Гинекократия – «царство любви и кровных уз, существующее как противоположность мужскому Аполлонову царству сознательного взвешенного действия»[78]
; категории этого царства – традиции, соблюдаемые поколениями, живая взаимосвязность через кровь и произведение потомства»[79]. Бахофен в своем труде пользуется этими категориями в конкретном смысле. Он изъял их из сферы философской спекуляции и перенес в сферу научного исследования эмпирических, этнологических документальных свидетельств. На место неясных концепций природы и «естественного» образа жизни помещен конкретный образ матери и эмпирически показанная матрицентрическая правовая система.Бахофен не просто разделял романтический взгляд, ориентированный в прошлое и сосредоточенный на природе. Он усвоил одну из самых плодотворных идей Романтизма, сделал ее центральной в своем труде и развил ее гораздо больше, чем то, что она означала в философии Романтизма. Этой идеей была необходимость различения маскулинности и фемининности, так как оказалось, что эти качества радикально отличаются одно от другого как по физической природе, так и в духовной и интеллектуальной сферах. Выражая эту концепцию, романтики (и ряд представителей немецкого идеализма) выражали глубокую оппозицию известным идеям, распространившимся в XVII и XVIII веках, особенно во Франции.
Центральный момент более ранних теорий можно кратко выразить фразой: «души бесполы». В исследованиях отношений между мужчинами и женщинами вывод всегда был один и тот же: женское и мужское считали качествами, определяемыми степенью развитости интеллекта или психическими особенностями.
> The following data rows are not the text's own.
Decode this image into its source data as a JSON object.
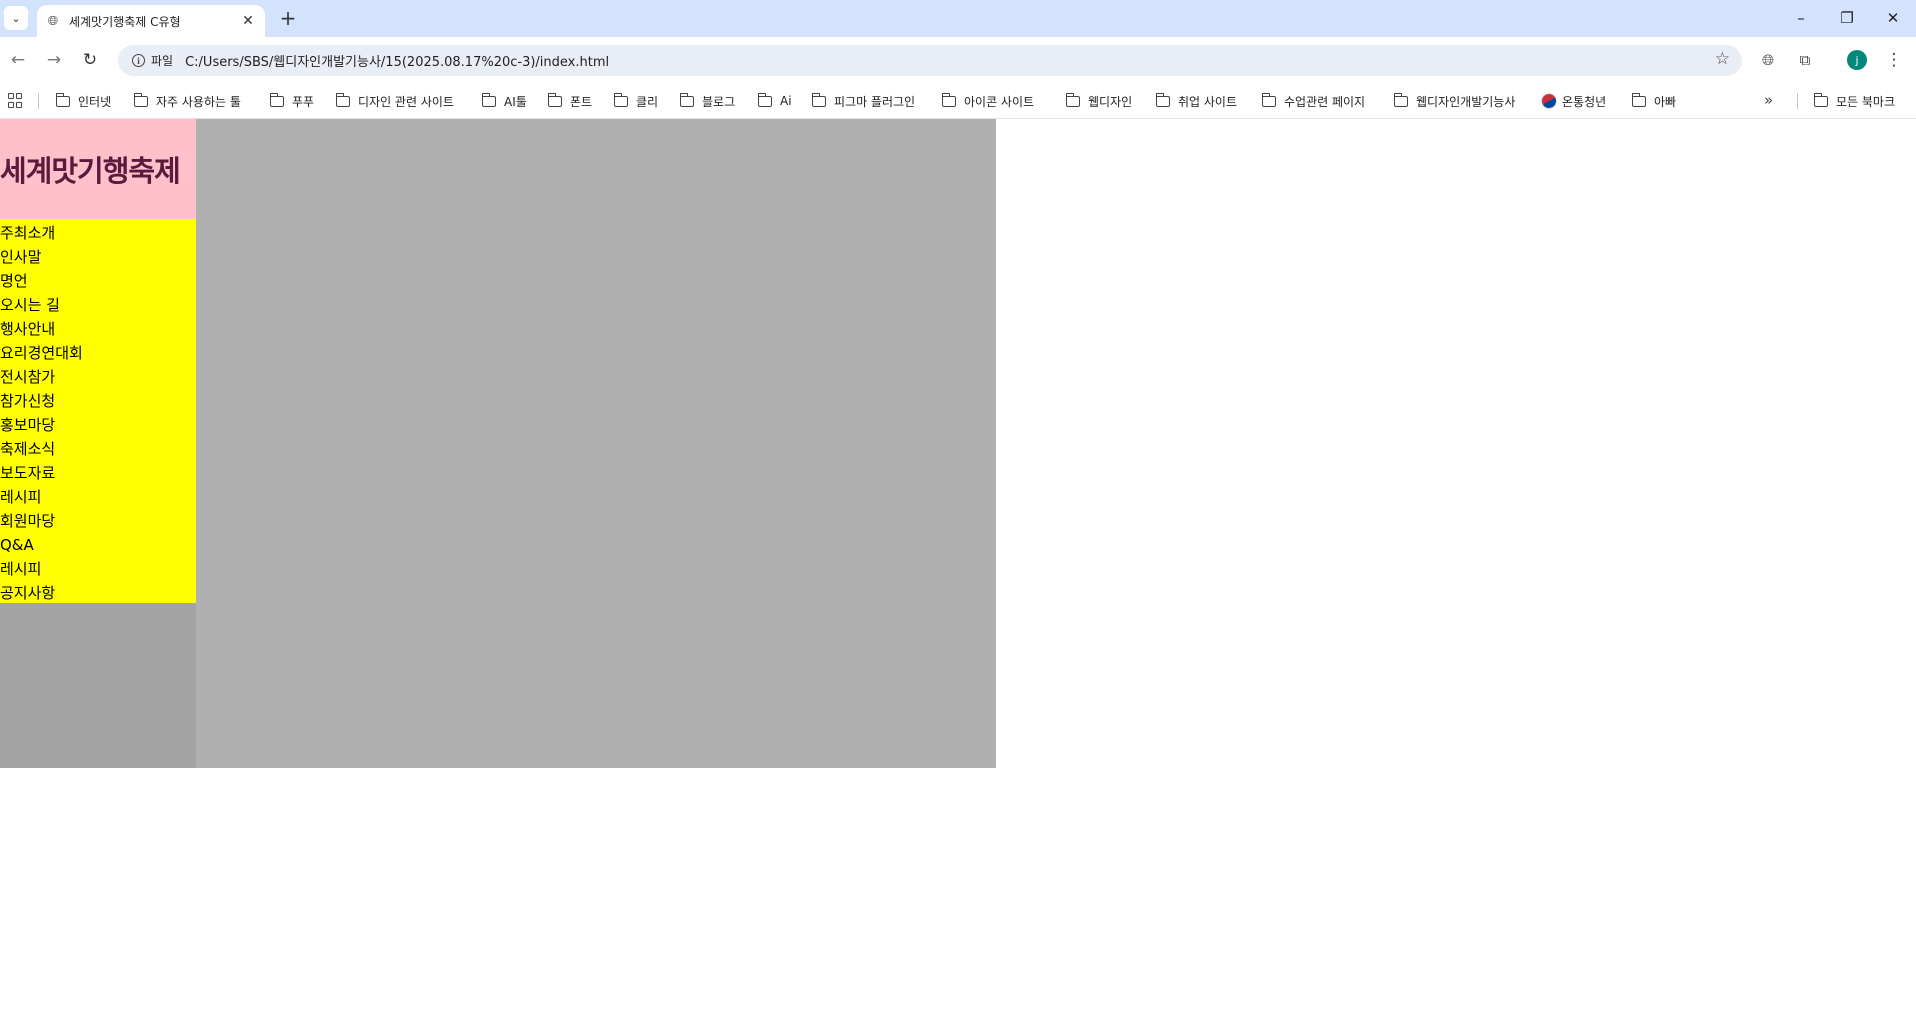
{
  "browser": {
    "tab": {
      "title": "세계맛기행축제 C유형"
    },
    "window_controls": {
      "minimize": "–",
      "restore": "❐",
      "close": "✕"
    },
    "omnibox": {
      "scheme_label": "파일",
      "url": "C:/Users/SBS/웹디자인개발기능사/15(2025.08.17%20c-3)/index.html"
    },
    "profile_initial": "j",
    "bookmarks": [
      "인터넷",
      "자주 사용하는 툴",
      "푸푸",
      "디자인 관련 사이트",
      "AI툴",
      "폰트",
      "클리",
      "블로그",
      "Ai",
      "피그마 플러그인",
      "아이콘 사이트",
      "웹디자인",
      "취업 사이트",
      "수업관련 페이지",
      "웹디자인개발기능사",
      "온통청년",
      "아빠"
    ],
    "all_bookmarks": "모든 북마크"
  },
  "page": {
    "site_title": "세계맛기행축제",
    "nav": [
      "주최소개",
      "인사말",
      "명언",
      "오시는 길",
      "행사안내",
      "요리경연대회",
      "전시참가",
      "참가신청",
      "홍보마당",
      "축제소식",
      "보도자료",
      "레시피",
      "회원마당",
      "Q&A",
      "레시피",
      "공지사항"
    ]
  },
  "colors": {
    "header_bg": "#ffc0cb",
    "title_text": "#5a1a3c",
    "nav_bg": "#ffff00",
    "left_column_bg": "#a3a3a3",
    "main_bg": "#b0b0b0",
    "tabstrip_bg": "#d3e3fd"
  }
}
Психические различия между мужчинами и женщин нами объяснялись единственно разницей в воспитании, что отражалось на социальной роли мужчин и женщин.
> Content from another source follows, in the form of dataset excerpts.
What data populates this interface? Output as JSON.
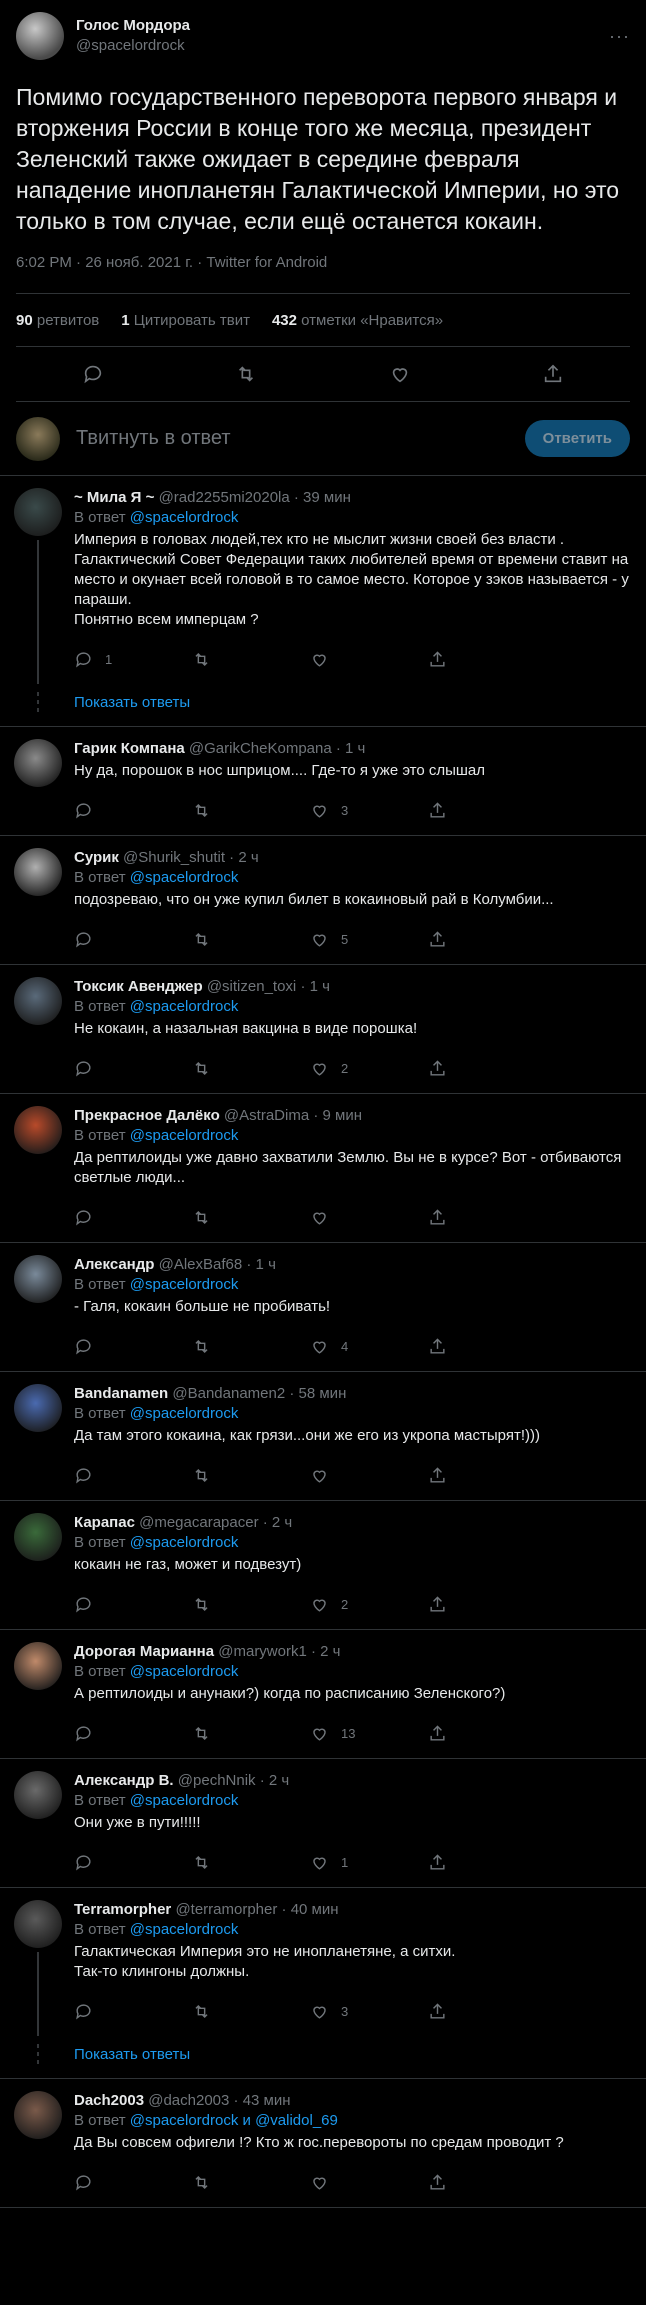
{
  "main": {
    "display_name": "Голос Мордора",
    "handle": "@spacelordrock",
    "text": "Помимо государственного переворота первого января и вторжения России в конце того же месяца, президент Зеленский также ожидает в середине февраля нападение инопланетян Галактической Империи, но это только в том случае, если ещё останется кокаин.",
    "time": "6:02 PM · 26 нояб. 2021 г. · Twitter for Android",
    "retweets_count": "90",
    "retweets_label": "ретвитов",
    "quotes_count": "1",
    "quotes_label": "Цитировать твит",
    "likes_count": "432",
    "likes_label": "отметки «Нравится»"
  },
  "composer": {
    "placeholder": "Твитнуть в ответ",
    "button": "Ответить"
  },
  "replying_prefix": "В ответ",
  "show_replies": "Показать ответы",
  "replies": [
    {
      "name": "~ Мила Я ~",
      "handle": "@rad2255mi2020la",
      "time": "· 39 мин",
      "to": "@spacelordrock",
      "lines": [
        "Империя  в головах людей,тех кто не мыслит жизни своей без власти . Галактический Совет Федерации таких любителей время от времени ставит на место и окунает всей головой в то самое место. Которое у зэков называется - у параши.",
        "Понятно всем имперцам ?"
      ],
      "reply_count": "1",
      "retweet_count": "",
      "like_count": ""
    },
    {
      "name": "Гарик Компана",
      "handle": "@GarikCheKompana",
      "time": "· 1 ч",
      "to": "",
      "lines": [
        "Ну да, порошок в нос шприцом.... Где-то я уже это слышал"
      ],
      "reply_count": "",
      "retweet_count": "",
      "like_count": "3"
    },
    {
      "name": "Сурик",
      "handle": "@Shurik_shutit",
      "time": "· 2 ч",
      "to": "@spacelordrock",
      "lines": [
        "подозреваю, что он уже купил билет в кокаиновый рай в Колумбии..."
      ],
      "reply_count": "",
      "retweet_count": "",
      "like_count": "5"
    },
    {
      "name": "Токсик Авенджер",
      "handle": "@sitizen_toxi",
      "time": "· 1 ч",
      "to": "@spacelordrock",
      "lines": [
        "Не кокаин, а назальная вакцина в виде порошка!"
      ],
      "reply_count": "",
      "retweet_count": "",
      "like_count": "2"
    },
    {
      "name": "Прекрасное Далёко",
      "handle": "@AstraDima",
      "time": "· 9 мин",
      "to": "@spacelordrock",
      "lines": [
        "Да рептилоиды уже давно захватили Землю. Вы не в курсе? Вот - отбиваются светлые люди..."
      ],
      "reply_count": "",
      "retweet_count": "",
      "like_count": ""
    },
    {
      "name": "Александр",
      "handle": "@AlexBaf68",
      "time": "· 1 ч",
      "to": "@spacelordrock",
      "lines": [
        "- Галя, кокаин больше не пробивать!"
      ],
      "reply_count": "",
      "retweet_count": "",
      "like_count": "4"
    },
    {
      "name": "Bandanamen",
      "handle": "@Bandanamen2",
      "time": "· 58 мин",
      "to": "@spacelordrock",
      "lines": [
        "Да там этого кокаина, как грязи...они же его из укропа мастырят!)))"
      ],
      "reply_count": "",
      "retweet_count": "",
      "like_count": ""
    },
    {
      "name": "Карапас",
      "handle": "@megacarapacer",
      "time": "· 2 ч",
      "to": "@spacelordrock",
      "lines": [
        "кокаин не газ, может и подвезут)"
      ],
      "reply_count": "",
      "retweet_count": "",
      "like_count": "2"
    },
    {
      "name": "Дорогая Марианна",
      "handle": "@marywork1",
      "time": "· 2 ч",
      "to": "@spacelordrock",
      "lines": [
        "А рептилоиды и анунаки?) когда по расписанию Зеленского?)"
      ],
      "reply_count": "",
      "retweet_count": "",
      "like_count": "13"
    },
    {
      "name": "Александр В.",
      "handle": "@pechNnik",
      "time": "· 2 ч",
      "to": "@spacelordrock",
      "lines": [
        "Они уже в пути!!!!!"
      ],
      "reply_count": "",
      "retweet_count": "",
      "like_count": "1"
    },
    {
      "name": "Terramorpher",
      "handle": "@terramorpher",
      "time": "· 40 мин",
      "to": "@spacelordrock",
      "lines": [
        "Галактическая Империя это не инопланетяне, а ситхи.",
        "Так-то клингоны должны."
      ],
      "reply_count": "",
      "retweet_count": "",
      "like_count": "3"
    },
    {
      "name": "Dach2003",
      "handle": "@dach2003",
      "time": "· 43 мин",
      "to": "@spacelordrock и @validol_69",
      "lines": [
        "Да Вы совсем офигели !? Кто ж гос.перевороты по средам проводит ?"
      ],
      "reply_count": "",
      "retweet_count": "",
      "like_count": ""
    }
  ],
  "avatar_colors": [
    "#3a4a4a",
    "#8a8a8a",
    "#b0b0b0",
    "#5a6a7a",
    "#b84a2a",
    "#7a8a9a",
    "#4a6ab0",
    "#3a6a3a",
    "#c08a6a",
    "#6a6a6a",
    "#5a5a5a",
    "#7a5a4a"
  ]
}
Сходство в положении полов диктовало политические требования эмансипации женщины, сыгравшие важную роль в эпоху буржуазной революции. Теория, гласящая, что мужчина и женщина равны, создала базу для выдвижения требования политического, социального и интеллектуального равенства женщины. В буржуазном обществе подобное равенство означало, что женщина по самой своей сути была таким же человеком, что и мужчина. Следовательно, эмансипация не оз начала предоставления женщине свободы для развития ее специфических качеств и способностей. Напротив, ее освободили для того, чтобы она стала буржуазным человеком.
По мере развития реакционной политики произошло изменение в теории отношений между полами и «природы» мужчины и женщины. В 1793 году в Париже закрыли женские клубы. Теория значительной физической идентичности заместила понятие о фундаментальном и неизменном «естественном» различии между полами.
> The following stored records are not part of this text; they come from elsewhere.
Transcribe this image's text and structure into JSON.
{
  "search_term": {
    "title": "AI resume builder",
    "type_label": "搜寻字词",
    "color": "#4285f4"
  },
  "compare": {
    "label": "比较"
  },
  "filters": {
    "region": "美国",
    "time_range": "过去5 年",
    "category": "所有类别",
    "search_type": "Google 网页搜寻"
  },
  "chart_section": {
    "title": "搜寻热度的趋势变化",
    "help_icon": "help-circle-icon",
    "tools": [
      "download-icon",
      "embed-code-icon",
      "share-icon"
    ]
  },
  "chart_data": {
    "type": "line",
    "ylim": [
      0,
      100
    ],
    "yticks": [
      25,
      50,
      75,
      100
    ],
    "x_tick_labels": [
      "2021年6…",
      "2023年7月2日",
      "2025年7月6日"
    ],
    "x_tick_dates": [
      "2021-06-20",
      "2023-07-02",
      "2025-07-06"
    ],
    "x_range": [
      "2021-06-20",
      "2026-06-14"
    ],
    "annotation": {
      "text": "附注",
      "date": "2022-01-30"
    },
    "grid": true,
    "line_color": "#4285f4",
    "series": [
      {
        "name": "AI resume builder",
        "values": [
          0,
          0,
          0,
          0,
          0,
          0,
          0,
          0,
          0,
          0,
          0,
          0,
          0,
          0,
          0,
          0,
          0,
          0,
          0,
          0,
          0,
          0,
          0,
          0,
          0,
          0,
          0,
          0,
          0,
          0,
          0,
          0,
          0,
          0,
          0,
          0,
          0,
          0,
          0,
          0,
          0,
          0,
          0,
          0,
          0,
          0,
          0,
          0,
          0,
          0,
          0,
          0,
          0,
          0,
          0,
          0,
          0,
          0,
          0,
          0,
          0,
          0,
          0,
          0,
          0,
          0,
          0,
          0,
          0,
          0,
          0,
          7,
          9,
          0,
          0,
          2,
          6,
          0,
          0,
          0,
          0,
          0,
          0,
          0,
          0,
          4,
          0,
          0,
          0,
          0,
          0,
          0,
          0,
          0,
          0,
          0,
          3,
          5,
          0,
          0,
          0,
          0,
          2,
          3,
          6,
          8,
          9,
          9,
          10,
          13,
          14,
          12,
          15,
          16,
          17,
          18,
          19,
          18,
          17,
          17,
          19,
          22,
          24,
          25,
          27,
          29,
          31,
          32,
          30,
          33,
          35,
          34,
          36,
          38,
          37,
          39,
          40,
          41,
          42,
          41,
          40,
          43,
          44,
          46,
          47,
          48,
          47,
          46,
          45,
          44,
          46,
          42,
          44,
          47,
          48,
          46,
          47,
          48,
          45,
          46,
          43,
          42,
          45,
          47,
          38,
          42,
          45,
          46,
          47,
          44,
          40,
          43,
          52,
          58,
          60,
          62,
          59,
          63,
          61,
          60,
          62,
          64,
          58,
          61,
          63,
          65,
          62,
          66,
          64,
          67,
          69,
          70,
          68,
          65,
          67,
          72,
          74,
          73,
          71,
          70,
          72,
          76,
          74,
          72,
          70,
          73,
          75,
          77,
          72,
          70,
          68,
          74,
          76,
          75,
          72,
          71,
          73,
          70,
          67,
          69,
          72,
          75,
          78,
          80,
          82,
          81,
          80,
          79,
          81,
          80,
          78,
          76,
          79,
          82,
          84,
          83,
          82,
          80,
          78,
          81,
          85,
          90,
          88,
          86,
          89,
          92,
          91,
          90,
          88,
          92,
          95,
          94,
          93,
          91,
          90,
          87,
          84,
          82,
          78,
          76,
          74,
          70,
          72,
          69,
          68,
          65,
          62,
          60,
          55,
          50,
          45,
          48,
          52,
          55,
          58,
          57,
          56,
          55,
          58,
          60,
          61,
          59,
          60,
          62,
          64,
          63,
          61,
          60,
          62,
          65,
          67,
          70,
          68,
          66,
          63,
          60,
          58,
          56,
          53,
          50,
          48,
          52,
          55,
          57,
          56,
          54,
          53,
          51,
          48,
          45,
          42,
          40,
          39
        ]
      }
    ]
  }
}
Поздние романтики разработали концепцию уже фундаментального различия между мужским и женским началом, ссылаясь на исторические, социологические, лингвистические, мифологические и физиологические характеристики. В противоположность немецкому идеализму и раннему Романтизму, кажется, изменилось само понятие «женщина». Если раньше под словом «женщина» имелись в виду ее качества как любовницы, а союз с ней давал чувство подлинной «гуманности», то позднее оно все более и более стало означать «мать», а союз с ней – возвращение к «природе» и гармоничной жизни.
В эпоху Просвещения отрицались различия в психике полов, а понятие человека было приравнено к понятию буржуазного мужчины. Как только буржуазное общество укрепило свои достижения и отступило с прогрессивных позиций, оно перестало нуждаться в понятии равенства полов. Теперь потребовалась теория, обосновывающая естественные различия между полами, чтобы иметь теоретический повод для признания социального неравенства мужчин и женщин. По мере того как новая теория все прочнее утверждалась, прекрасные слова о достоинстве женщины и тому подобные просто служили удержанию женщины в зависимом положении в качестве служанки мужчины.